= Bushyasta =

Zoroastrian demon (daeva)

Bushyasta (Avesta, būšyāsta, būšiiąstā) is the Zoroastrian demon (daeva) of sloth. Her stock epithet is "the long-handed".

In scripture as well as in later tradition, Bushyasta (Middle Persian: Bushasp) is the hypostasis of laziness and idleness. She is the cause of procrastination as she strives to keep the righteous (ashavan) from performing productive tasks. She lulls the world back to sleep and "makes the faithful forget in slumber the hour of prayer."

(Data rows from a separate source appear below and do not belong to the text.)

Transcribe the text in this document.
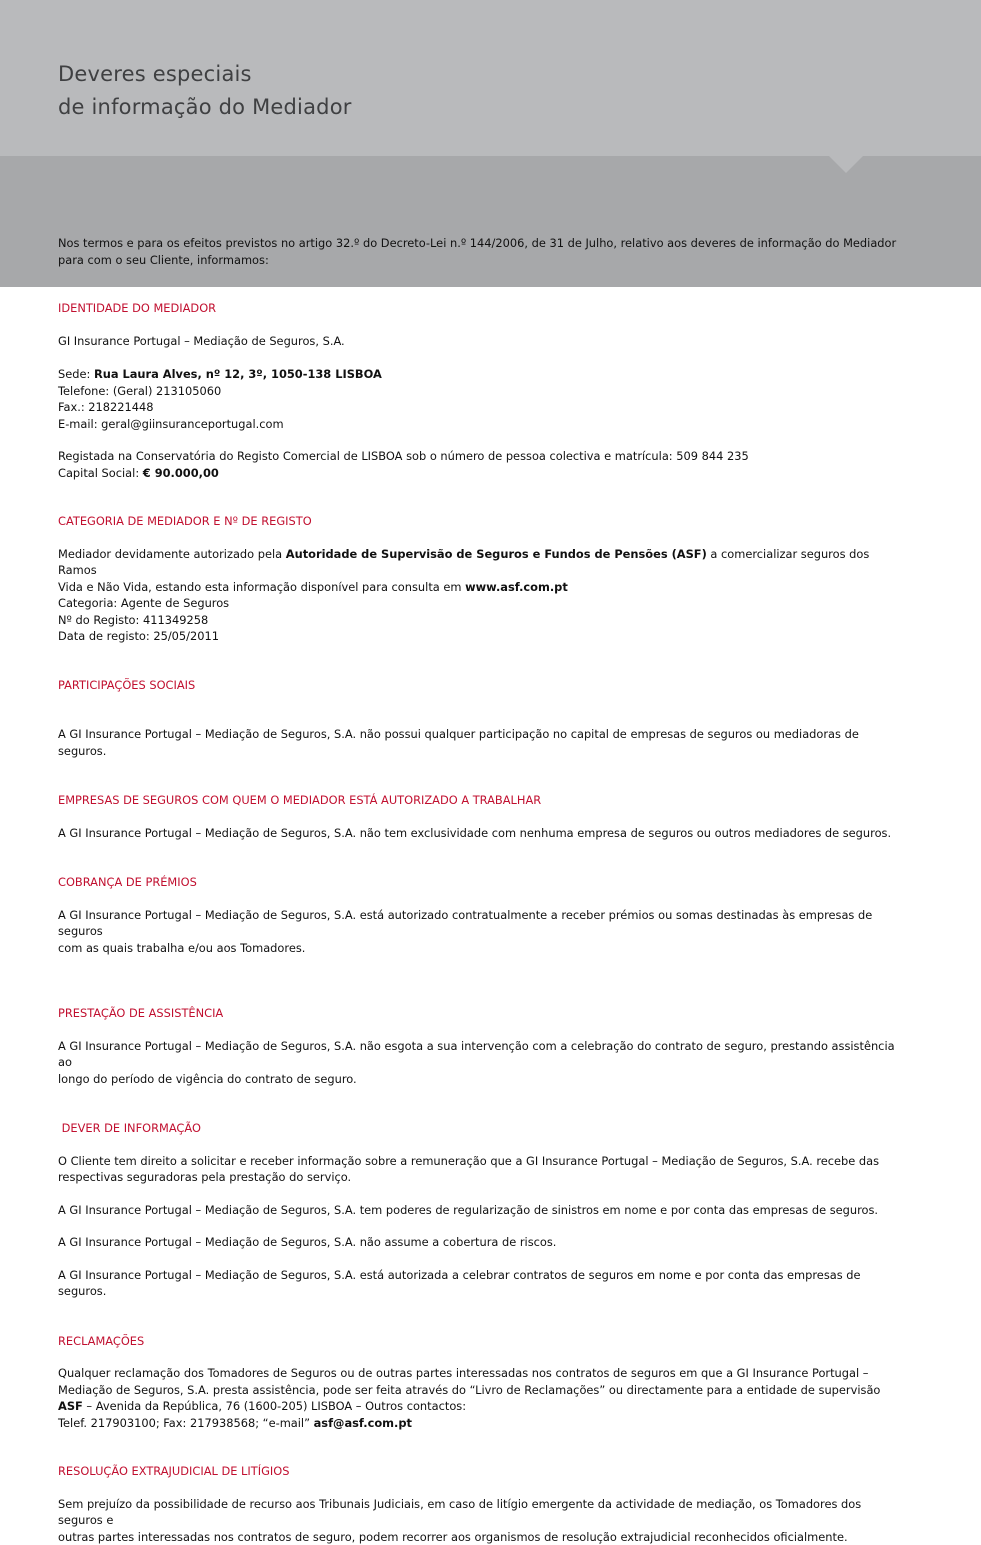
Deveres especiais
de informação do Mediador

Nos termos e para os efeitos previstos no artigo 32.º do Decreto-Lei n.º 144/2006, de 31 de Julho, relativo aos deveres de informação do Mediador
para com o seu Cliente, informamos:

IDENTIDADE DO MEDIADOR

GI Insurance Portugal – Mediação de Seguros, S.A.

Sede: Rua Laura Alves, nº 12, 3º, 1050-138 LISBOA

Telefone: (Geral) 213105060

Fax.: 218221448

E-mail: geral@giinsuranceportugal.com

Registada na Conservatória do Registo Comercial de LISBOA sob o número de pessoa colectiva e matrícula: 509 844 235

Capital Social: € 90.000,00

CATEGORIA DE MEDIADOR E Nº DE REGISTO

Mediador devidamente autorizado pela Autoridade de Supervisão de Seguros e Fundos de Pensões (ASF) a comercializar seguros dos Ramos

Vida e Não Vida, estando esta informação disponível para consulta em www.asf.com.pt

Categoria: Agente de Seguros

Nº do Registo: 411349258

Data de registo: 25/05/2011

PARTICIPAÇÕES SOCIAIS

A GI Insurance Portugal – Mediação de Seguros, S.A. não possui qualquer participação no capital de empresas de seguros ou mediadoras de seguros.

EMPRESAS DE SEGUROS COM QUEM O MEDIADOR ESTÁ AUTORIZADO A TRABALHAR

A GI Insurance Portugal – Mediação de Seguros, S.A. não tem exclusividade com nenhuma empresa de seguros ou outros mediadores de seguros.

COBRANÇA DE PRÉMIOS

A GI Insurance Portugal – Mediação de Seguros, S.A. está autorizado contratualmente a receber prémios ou somas destinadas às empresas de seguros
com as quais trabalha e/ou aos Tomadores.

PRESTAÇÃO DE ASSISTÊNCIA

A GI Insurance Portugal – Mediação de Seguros, S.A. não esgota a sua intervenção com a celebração do contrato de seguro, prestando assistência ao
longo do período de vigência do contrato de seguro.

DEVER DE INFORMAÇÃO

O Cliente tem direito a solicitar e receber informação sobre a remuneração que a GI Insurance Portugal – Mediação de Seguros, S.A. recebe das
respectivas seguradoras pela prestação do serviço.

A GI Insurance Portugal – Mediação de Seguros, S.A. tem poderes de regularização de sinistros em nome e por conta das empresas de seguros.

A GI Insurance Portugal – Mediação de Seguros, S.A. não assume a cobertura de riscos.

A GI Insurance Portugal – Mediação de Seguros, S.A. está autorizada a celebrar contratos de seguros em nome e por conta das empresas de seguros.

RECLAMAÇÕES

Qualquer reclamação dos Tomadores de Seguros ou de outras partes interessadas nos contratos de seguros em que a GI Insurance Portugal –
Mediação de Seguros, S.A. presta assistência, pode ser feita através do “Livro de Reclamações” ou directamente para a entidade de supervisão
ASF – Avenida da República, 76 (1600-205) LISBOA – Outros contactos:
Telef. 217903100; Fax: 217938568; “e-mail” asf@asf.com.pt

RESOLUÇÃO EXTRAJUDICIAL DE LITÍGIOS

Sem prejuízo da possibilidade de recurso aos Tribunais Judiciais, em caso de litígio emergente da actividade de mediação, os Tomadores dos seguros e
outras partes interessadas nos contratos de seguro, podem recorrer aos organismos de resolução extrajudicial reconhecidos oficialmente.
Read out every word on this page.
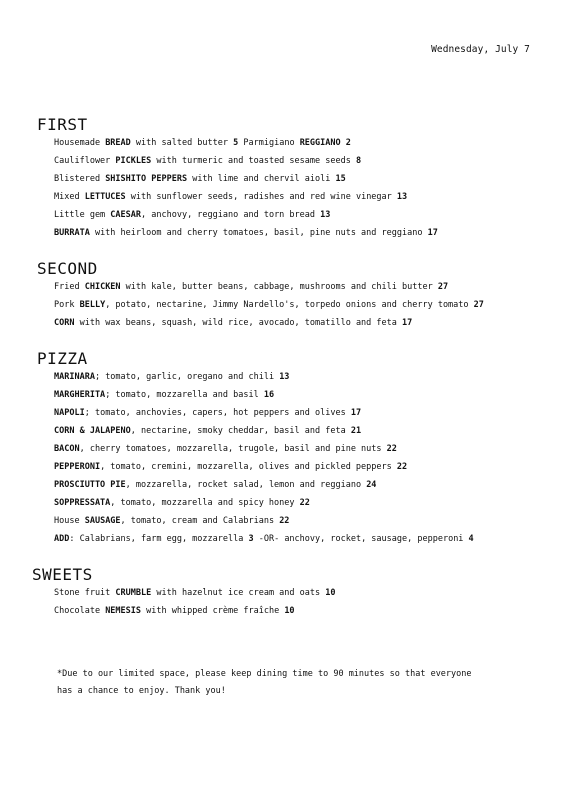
Wednesday, July 7
FIRST
Housemade BREAD with salted butter 5 Parmigiano REGGIANO 2
Cauliflower PICKLES with turmeric and toasted sesame seeds 8
Blistered SHISHITO PEPPERS with lime and chervil aioli 15
Mixed LETTUCES with sunflower seeds, radishes and red wine vinegar 13
Little gem CAESAR, anchovy, reggiano and torn bread 13
BURRATA with heirloom and cherry tomatoes, basil, pine nuts and reggiano 17
SECOND
Fried CHICKEN with kale, butter beans, cabbage, mushrooms and chili butter 27
Pork BELLY, potato, nectarine, Jimmy Nardello's, torpedo onions and cherry tomato 27
CORN with wax beans, squash, wild rice, avocado, tomatillo and feta 17
PIZZA
MARINARA; tomato, garlic, oregano and chili 13
MARGHERITA; tomato, mozzarella and basil 16
NAPOLI; tomato, anchovies, capers, hot peppers and olives 17
CORN & JALAPENO, nectarine, smoky cheddar, basil and feta 21
BACON, cherry tomatoes, mozzarella, trugole, basil and pine nuts 22
PEPPERONI, tomato, cremini, mozzarella, olives and pickled peppers 22
PROSCIUTTO PIE, mozzarella, rocket salad, lemon and reggiano 24
SOPPRESSATA, tomato, mozzarella and spicy honey 22
House SAUSAGE, tomato, cream and Calabrians 22
ADD: Calabrians, farm egg, mozzarella 3 -OR- anchovy, rocket, sausage, pepperoni 4
SWEETS
Stone fruit CRUMBLE with hazelnut ice cream and oats 10
Chocolate NEMESIS with whipped crème fraîche 10
*Due to our limited space, please keep dining time to 90 minutes so that everyone
has a chance to enjoy. Thank you!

Although there are "as many demons as the sins that man commits" and Bushyasta is among the few daevas who are specifically mentioned in the texts, she is not among the fiends who are described in any great detail.

==In scripture==
Besides Bushyasta's stock epithet as "the long-handed," (e.g. Vendidad 11.9, 11.12, 18.16; Yasht 10.97), she is also described to be "gaunt" (Vendidad 11.9 and 11.12), and in Yasht 18.2, she is said to be zairi, "yellow, golden, green."

In verse 1 and 2 of Yasht 18, which is nominally dedicated to Arshtat "Justice", khwarenah is said to vanquish Angra Mainyu, Aeshma of "Wrath", the Freezing Cold, Apaosha of "Drought", and Bushyasta.

Towards dawn, before the demons are forced back into the darkness, Bushyasta rushes from the north murmuring "Sleep on, O men! Sleep on, O sinners! Sleep on and live in sin" (Hadhokht Nask 41–42). Bushyasta is named among the demons who flee at the sight of Mithra's mace. (Yasht 10.97, 10.134)

==In tradition==
In the Bundahishn, a Zoroastrian account of creation completed in the 12th century, Bushasp is one of the hamkars (co-operators) of the six Archdemon. (here GBd XXVII.32) This hierarchy mirrors that of the six Amesha Spentas and their helpers, the yazatas. In a fragment of the "lesser" Bundahishn, Bushasp brings an "unnatural lethargy" upon a hero, who then at that moment fails to defend the world against the fiendish deeds of Aži Dahaka. But the hero is protected by the "divine glory of the heavens", so he eventually wakes rested and kills Dahaka. (IBd 29.7)

In the numerology of the Shayest na Shayest, Bushasp "will twice come to the material world" (13.43), perhaps reflecting the hour of waking and the onset of sleep, or perhaps - as in Dadestan-i Denig 23.3 - being an allusion to birth and death.

In the Dadestan-i Denig 37.44, Bushasp is one of the few explicitly named entities amongst the "hordes" of demons created by Ahriman (Angra Mainyu). In strophe 51 of the same chapter, Ahriman charges the demon with "the weakening of the breath."